La pornografía, ¿un problema de salud?
Dos expertos detallan los efectos negativos que pueden tener para menores y adolescentes, aunque descartan el vínculo con las agresiones sexuales. La OMS ya ha reconocido la conducta sexual compulsiva como enfermedad
Es una realidad que los niños y jóvenes ven más pornografía y que lo hacen a edades cada vez más tempranas. Así lo refleja, por ejemplo, un informe de Save the Children, publicado en septiembre de 2020, que anticipa el primer contacto con este tipo de contenidos a los 12 años, aunque otros estudios la rebajan hasta los 8. El consumo se convierte en frecuente entre el 68,3 % de chicos y chicas. Además, muchos lo hacen por primera vez de manera no intencionada, tal y como se recoge una investigación del psiquiatra y psicoterapeuta Carlos Chiclana, que consultó a 1.800 adolescentes.
El debate sobre los efectos de los contenidos sexuales explícitos y su fácil acceso a niños y jóvenes es un tema recurrente, sobre todo, cuando un menor o un grupo de menores perpetran una agresión sexual. Una circunstancia que ha tenido su eco en algunas de las leyes que está promoviendo el actual Gobierno. Al margen de los casos más extremos, lo cierto es que, lejos de ser inocua, son varios los expertos y estudios que señalan que la pornografía puede tener un impacto negativo en la persona que se expone a ella, sobre todo, si es menor. «Muchos investigadores consideran que niños y adolescentes son una población especialmente vulnerable, entre otras cosas, porque su cerebro aún se encuentra en desarrollo, lo que les dificulta discernir entre lo que es realidad y lo que es ficción», explica Gemma Mestre-Bach, doctora en Medicina e investigadora de la Universidad Internacional de la Rioja (UNIR).
Chiclana explica algunas consecuencias sociales. Por ejemplo, se potencian los estereotipos de género o se dificultan las relaciones intrafamiliares y con los iguales. También se relaciona, dice, con un mayor absentismo escolar o conductas delictivas. Mentalmente, los consumidores «presentan mayor sintomatología depresiva y ansiosa, y un mayor uso problemático de la pornografía, que puede derivar en adicción».

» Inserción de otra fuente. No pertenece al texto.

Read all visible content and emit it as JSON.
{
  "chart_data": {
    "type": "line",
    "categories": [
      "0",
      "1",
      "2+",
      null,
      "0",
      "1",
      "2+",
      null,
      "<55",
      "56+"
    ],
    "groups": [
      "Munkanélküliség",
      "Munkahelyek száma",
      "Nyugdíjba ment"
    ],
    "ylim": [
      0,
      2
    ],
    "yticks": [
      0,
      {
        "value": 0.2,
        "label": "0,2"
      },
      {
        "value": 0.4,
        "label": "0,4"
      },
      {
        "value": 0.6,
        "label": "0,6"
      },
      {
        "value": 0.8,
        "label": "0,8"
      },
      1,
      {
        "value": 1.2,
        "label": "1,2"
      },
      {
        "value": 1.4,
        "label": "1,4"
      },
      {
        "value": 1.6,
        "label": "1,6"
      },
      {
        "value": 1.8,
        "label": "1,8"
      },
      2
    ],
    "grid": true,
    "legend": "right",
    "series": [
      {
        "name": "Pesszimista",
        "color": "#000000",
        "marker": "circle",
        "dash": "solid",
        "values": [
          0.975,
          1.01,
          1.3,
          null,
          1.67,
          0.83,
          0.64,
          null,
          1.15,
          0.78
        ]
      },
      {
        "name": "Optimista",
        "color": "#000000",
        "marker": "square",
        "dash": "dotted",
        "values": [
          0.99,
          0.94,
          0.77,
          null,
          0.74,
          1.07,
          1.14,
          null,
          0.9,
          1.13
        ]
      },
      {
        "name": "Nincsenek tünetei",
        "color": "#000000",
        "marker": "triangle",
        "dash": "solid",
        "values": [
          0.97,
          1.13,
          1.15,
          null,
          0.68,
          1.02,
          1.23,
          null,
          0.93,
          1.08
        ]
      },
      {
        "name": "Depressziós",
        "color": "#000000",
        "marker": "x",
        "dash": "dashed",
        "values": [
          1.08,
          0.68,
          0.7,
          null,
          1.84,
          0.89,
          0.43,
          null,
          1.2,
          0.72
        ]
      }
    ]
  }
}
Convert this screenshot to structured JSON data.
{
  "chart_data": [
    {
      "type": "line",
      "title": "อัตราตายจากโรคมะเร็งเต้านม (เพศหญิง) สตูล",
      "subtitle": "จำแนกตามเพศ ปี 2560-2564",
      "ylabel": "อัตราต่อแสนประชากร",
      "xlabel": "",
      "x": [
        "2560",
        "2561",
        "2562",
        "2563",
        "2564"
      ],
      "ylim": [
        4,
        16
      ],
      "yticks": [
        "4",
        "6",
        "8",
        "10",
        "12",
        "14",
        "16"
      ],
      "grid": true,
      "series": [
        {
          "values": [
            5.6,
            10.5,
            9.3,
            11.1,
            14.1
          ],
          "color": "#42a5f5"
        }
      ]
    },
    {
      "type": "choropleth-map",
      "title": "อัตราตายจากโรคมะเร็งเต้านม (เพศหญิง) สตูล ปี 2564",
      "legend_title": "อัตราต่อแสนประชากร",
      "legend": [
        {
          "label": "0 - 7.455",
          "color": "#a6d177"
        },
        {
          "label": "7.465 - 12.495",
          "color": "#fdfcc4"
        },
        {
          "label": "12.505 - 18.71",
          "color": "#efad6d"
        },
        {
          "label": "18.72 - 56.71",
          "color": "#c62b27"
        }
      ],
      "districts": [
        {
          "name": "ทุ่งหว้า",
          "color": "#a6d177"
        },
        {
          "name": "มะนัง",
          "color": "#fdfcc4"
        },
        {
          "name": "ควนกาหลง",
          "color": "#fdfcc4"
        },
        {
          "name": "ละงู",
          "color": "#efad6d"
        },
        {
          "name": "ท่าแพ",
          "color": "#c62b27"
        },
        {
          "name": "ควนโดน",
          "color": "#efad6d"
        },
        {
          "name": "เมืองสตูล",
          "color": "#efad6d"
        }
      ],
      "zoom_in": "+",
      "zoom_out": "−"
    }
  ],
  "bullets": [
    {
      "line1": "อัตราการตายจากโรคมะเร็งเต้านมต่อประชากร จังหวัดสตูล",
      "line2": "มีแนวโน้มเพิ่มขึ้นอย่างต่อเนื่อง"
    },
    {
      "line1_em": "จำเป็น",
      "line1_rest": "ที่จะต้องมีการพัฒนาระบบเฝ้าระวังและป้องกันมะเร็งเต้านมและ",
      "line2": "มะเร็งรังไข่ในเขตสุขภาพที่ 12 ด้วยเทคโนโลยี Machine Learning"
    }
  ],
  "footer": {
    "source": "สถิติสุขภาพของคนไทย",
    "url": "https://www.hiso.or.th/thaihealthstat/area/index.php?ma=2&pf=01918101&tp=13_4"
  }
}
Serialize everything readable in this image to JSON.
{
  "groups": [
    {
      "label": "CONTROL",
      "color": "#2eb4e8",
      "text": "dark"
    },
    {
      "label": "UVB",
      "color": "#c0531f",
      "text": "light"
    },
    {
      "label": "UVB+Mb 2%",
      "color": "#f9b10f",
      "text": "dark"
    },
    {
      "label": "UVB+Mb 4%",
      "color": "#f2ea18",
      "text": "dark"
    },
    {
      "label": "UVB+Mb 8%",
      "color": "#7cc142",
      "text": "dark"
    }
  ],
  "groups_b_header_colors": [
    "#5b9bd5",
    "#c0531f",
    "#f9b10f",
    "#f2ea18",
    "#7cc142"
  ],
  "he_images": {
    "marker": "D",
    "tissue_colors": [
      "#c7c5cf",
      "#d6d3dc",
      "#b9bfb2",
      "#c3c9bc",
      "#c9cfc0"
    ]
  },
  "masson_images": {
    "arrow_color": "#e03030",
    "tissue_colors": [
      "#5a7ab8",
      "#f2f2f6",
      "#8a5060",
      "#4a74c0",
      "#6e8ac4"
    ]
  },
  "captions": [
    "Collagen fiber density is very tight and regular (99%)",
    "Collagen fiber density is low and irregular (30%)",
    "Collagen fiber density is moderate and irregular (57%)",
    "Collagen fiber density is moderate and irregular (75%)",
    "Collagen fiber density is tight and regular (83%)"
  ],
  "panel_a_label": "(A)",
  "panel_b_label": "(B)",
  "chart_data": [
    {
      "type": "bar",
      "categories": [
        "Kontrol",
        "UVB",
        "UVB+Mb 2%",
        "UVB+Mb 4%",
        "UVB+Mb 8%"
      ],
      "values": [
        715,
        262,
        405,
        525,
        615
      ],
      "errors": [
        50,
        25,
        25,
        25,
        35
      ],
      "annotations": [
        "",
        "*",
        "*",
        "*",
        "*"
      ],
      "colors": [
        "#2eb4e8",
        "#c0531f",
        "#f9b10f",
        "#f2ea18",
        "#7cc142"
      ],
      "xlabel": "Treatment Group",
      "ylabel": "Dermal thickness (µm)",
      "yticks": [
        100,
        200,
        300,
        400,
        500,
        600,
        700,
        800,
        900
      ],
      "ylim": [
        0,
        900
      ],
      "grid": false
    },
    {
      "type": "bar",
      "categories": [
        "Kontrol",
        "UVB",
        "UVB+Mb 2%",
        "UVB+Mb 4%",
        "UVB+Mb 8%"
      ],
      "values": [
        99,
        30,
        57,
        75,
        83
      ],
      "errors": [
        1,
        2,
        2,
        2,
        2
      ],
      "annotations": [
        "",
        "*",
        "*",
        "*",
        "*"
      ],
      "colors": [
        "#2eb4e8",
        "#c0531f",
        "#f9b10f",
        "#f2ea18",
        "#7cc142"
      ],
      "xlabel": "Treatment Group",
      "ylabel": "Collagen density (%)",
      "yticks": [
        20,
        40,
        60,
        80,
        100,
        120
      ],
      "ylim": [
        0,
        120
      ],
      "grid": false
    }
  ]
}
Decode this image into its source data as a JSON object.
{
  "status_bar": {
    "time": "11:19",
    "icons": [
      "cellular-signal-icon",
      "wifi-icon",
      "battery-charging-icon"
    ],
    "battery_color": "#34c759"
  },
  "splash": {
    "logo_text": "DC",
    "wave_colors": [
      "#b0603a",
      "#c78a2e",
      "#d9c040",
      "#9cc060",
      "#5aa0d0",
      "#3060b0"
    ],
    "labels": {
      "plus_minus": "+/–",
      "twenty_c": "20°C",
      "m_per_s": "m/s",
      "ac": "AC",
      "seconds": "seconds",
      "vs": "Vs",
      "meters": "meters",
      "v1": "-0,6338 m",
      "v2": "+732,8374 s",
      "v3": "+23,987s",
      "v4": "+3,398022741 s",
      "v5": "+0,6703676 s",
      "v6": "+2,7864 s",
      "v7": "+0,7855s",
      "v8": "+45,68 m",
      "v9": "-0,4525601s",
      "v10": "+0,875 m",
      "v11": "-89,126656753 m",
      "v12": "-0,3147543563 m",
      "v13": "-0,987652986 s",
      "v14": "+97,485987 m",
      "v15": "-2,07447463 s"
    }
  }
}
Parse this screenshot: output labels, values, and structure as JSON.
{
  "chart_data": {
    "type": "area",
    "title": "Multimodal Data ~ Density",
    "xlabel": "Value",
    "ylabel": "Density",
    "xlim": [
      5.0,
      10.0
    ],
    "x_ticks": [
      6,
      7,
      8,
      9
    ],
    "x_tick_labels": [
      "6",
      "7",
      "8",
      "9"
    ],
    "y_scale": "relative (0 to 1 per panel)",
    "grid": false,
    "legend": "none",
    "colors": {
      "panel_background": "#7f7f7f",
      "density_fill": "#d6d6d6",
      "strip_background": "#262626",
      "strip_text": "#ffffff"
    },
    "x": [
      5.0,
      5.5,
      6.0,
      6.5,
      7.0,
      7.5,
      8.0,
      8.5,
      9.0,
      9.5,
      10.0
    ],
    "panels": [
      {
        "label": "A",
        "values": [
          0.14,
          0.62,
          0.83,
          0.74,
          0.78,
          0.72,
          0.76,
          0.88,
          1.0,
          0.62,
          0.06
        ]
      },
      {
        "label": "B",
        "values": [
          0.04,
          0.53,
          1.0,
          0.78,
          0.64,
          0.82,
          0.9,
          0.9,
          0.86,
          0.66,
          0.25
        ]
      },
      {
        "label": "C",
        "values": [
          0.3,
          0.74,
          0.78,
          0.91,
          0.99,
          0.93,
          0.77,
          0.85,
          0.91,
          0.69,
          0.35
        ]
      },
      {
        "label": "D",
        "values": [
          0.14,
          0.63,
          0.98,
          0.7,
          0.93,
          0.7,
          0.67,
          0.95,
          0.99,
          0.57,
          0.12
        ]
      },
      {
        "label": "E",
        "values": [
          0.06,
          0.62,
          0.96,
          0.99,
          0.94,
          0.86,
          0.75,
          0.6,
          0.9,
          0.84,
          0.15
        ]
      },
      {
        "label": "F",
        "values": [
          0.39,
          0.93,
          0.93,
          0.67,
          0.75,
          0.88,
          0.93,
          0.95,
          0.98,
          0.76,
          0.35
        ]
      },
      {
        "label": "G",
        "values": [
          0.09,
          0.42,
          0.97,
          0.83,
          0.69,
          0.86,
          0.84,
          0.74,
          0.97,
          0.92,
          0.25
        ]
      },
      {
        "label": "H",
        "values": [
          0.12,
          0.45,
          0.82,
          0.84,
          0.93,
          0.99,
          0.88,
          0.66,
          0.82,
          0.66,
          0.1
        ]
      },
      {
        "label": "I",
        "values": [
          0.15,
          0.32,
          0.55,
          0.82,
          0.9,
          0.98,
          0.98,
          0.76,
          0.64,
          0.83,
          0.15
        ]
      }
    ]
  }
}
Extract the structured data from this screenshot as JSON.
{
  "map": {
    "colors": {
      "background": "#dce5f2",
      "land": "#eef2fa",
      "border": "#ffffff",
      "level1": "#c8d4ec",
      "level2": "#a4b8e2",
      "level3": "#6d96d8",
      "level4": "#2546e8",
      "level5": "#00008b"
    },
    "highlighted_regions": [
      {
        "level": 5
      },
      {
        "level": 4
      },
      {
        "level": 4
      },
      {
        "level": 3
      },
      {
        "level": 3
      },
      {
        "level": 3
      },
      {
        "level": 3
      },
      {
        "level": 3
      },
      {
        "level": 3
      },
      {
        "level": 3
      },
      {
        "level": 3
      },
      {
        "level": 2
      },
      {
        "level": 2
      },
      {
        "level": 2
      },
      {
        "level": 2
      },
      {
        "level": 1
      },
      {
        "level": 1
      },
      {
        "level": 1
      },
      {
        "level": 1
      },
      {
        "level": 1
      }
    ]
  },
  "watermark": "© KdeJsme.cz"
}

También hay efectos en la propia sexualidad. Mestre-Bach apunta que algunas investigaciones refieren efectos positivos –aliviar el estrés, disminuir el aburrimiento, aumentar los conocimientos sexuales…–, aunque otras ponen el foco en los negativos, como las conductas sexuales de riesgo. En este sentido, la investigadora señala que «la pornografía puede convertirse en la única fuente de educación sexual de los adolescentes» y, por tanto, normalizar «conductas violentas o roles de género».
Chiclana añade a los problemas la instrumentalización del sexo, el incremento de encuentros sexuales, la iniciación sexual a una edad más temprana, hablar online sobre sexo con desconocidos o el acceso a la prostitución. «Es evidente que afecta a la propia sexualidad y las relaciones futuras», añade el autor de Atrapados en el sexo (Almuzara).
Lo que sí está claro es que, a día de hoy, no se puede vincular de manera taxativa el consumo de pornografía con las agresiones sexuales. «No hay consenso científico al respecto», añade Mestre-Bach. Chiclana añade que solo «la pornografía violenta podría asociarse a conductas sexuales agresivas», aunque reconoce que incluso esta afirmación «es altamente controvertida y requiere de más evidencia científica».
También existe un debate en el mundo clínico sobre si existe adicción. Según la doctora en Medicina, hay expertos que consideran que no existe, pero otros muchos ven, agrega, «similitudes a nivel neurobiológico y clínico con las adicciones a sustancias o al juego». Lo que sí es cierto, como recuerda Chiclana, es que la OMS ya ha incorporado a su última Clasificación Internacional de Enfermedades la conducta sexual compulsiva. «El problema no es solo moral, es de salud. La realidad es que en las consultas nos piden ayuda personas con y sin creencias», añade. Dicho esto, constata que «crece el uso problemático de la pornografía», es decir, «que no es un uso recreativo, sino que se necesita como regulación emocional o se convierte en un hábito que no se puede evitar».
Con todo, tanto Gema Mestre-Bach como Carlos Chiclana creen que los padres deben estar más atentos a esta cuestión, formarse y hablar con sus hijos abiertamente. A las autoridades les piden regular el acceso a estos contenidos y más inversión en educación.